The "official" split (0.8%) for font metrics initialization omitted a good bit of it, so it probably makes more sense to look at all of it (2.1%).

Tokenization in the HTML parser was 3.7%.

Handling of image loads was 8.7%, although this doesn't count the amount of time spent in poll waiting for them to arrive off the network (although this was mostly cached runs) because we kick off image loads from frame construction.

Other frame initialization (other than images) was 2.3%.

The remaining time within frame construction was 7.3%.

Script security checks took 2.1% of the time.

Checking for mutation listeners took 0.6% of the time, almost half of it doing a QueryInterface on the window object.

The "official" split (1.0%) for GetStyleData excluded a good bit of it, so it's probably more interesting to look at all the time spent in GetStyleData (4.6%). Bug 109261 only accounted for 0.3% here, although it accounts for more when the style system is used for the UI.

(Excluding things above) Setting attributes in the HTML stylesheet took 0.7% of the time. Other addition of attributes through the content sink took 2.9% of the time.

(Excluding things above) HTMLContentSink::CreateContentObject took 1.4% of the time.

CNavDTD::CanContain took 0.3% of the time.

js_LookupProperty took 2.2% of the time.

Various calls from JS to C++ and the things they called took 3.2% of the time. XPConnect internals involved in making those calls took 1.5% of the time.

Things that connected to the X server (excluding painting above and anything else above) took 2.3% of the time (well, there's a tiny bit of other stuff in this split as well).

nsContentList::ContentAppended took 0.7% of the time.

Frame reconstruction due to stylesheet loads (eek, should this happen?) took 0.3% of the time.

CSS parsing took 0.2% of the time (despite that our CSS parser is pretty slow, including its building up of data structures).

Evaluation of webpage javascript (inline, not through timeouts) took 1.0% of the time.

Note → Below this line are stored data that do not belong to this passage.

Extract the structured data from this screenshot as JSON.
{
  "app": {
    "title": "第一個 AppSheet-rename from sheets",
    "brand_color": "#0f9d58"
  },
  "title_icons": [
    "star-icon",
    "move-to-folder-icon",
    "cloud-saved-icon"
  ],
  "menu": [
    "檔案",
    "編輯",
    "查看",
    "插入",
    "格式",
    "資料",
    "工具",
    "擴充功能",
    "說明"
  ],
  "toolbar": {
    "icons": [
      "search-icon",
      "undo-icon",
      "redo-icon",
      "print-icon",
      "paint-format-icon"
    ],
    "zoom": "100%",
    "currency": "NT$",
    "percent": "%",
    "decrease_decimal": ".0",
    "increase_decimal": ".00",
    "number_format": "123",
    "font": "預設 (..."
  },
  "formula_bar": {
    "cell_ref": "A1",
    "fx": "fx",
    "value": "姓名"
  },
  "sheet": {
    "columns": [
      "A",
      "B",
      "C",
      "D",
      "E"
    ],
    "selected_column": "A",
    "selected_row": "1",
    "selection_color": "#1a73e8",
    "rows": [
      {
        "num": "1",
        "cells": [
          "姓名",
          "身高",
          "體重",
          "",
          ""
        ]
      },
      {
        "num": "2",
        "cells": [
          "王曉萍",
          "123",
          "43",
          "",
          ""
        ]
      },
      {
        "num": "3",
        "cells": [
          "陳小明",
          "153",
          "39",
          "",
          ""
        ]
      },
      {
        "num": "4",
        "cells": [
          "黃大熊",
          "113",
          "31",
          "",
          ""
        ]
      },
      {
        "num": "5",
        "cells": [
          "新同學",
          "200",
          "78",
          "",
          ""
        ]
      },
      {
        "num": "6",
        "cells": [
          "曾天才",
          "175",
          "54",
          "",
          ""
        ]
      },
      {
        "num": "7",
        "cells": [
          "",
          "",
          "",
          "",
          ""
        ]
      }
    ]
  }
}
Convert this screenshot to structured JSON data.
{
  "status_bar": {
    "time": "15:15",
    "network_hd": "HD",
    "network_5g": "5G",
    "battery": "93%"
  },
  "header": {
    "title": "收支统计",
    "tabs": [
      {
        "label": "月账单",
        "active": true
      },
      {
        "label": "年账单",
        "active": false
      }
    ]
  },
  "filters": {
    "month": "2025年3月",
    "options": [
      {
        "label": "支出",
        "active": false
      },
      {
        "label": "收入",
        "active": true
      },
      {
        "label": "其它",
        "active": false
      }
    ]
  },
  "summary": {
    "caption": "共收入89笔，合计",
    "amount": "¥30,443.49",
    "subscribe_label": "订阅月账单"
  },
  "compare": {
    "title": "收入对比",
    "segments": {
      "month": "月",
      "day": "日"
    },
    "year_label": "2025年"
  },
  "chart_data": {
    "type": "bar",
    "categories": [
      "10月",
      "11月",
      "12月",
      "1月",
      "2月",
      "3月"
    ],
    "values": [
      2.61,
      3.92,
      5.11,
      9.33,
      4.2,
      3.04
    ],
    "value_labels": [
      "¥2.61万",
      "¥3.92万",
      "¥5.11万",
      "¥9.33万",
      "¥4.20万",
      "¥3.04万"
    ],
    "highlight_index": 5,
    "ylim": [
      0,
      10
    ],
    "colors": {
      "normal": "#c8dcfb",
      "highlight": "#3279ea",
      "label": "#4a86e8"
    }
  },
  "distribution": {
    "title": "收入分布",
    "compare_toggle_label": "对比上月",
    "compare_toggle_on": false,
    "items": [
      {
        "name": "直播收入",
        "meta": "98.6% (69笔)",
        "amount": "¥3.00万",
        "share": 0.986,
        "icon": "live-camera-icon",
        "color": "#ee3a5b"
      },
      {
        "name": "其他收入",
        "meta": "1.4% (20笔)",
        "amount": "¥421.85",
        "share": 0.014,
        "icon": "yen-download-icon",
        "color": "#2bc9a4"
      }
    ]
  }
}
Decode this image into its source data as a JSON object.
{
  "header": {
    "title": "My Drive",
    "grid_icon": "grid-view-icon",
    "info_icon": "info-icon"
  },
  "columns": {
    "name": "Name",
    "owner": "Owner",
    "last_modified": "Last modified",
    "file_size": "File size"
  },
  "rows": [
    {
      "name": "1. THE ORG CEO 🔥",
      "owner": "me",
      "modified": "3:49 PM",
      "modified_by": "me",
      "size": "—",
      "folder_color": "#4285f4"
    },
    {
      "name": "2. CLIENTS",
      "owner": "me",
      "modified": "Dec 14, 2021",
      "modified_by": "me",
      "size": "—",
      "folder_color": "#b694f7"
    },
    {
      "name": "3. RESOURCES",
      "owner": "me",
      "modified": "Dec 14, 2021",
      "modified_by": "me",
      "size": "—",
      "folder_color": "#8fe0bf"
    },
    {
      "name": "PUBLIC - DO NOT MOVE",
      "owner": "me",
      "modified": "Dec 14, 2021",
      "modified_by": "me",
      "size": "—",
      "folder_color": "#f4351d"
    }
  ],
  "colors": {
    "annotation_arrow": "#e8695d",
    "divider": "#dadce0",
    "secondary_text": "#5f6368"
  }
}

nsDiskCacheMap::DeleteStorage took 0.3% of the time.

Execution of JS code called from C++ took 1.9% of the time.

Other parser and content sink activity took 7.0% of the time.

DocumentViewerImpl::Close took 1.0% of the time. Much of it was propagating SetDocument calls. (Do we still need these?)

Other things that happened during nsDocShell::CreateContentViewer took 0.7% of the time.

I could not classify the remaining 4.1% of the time.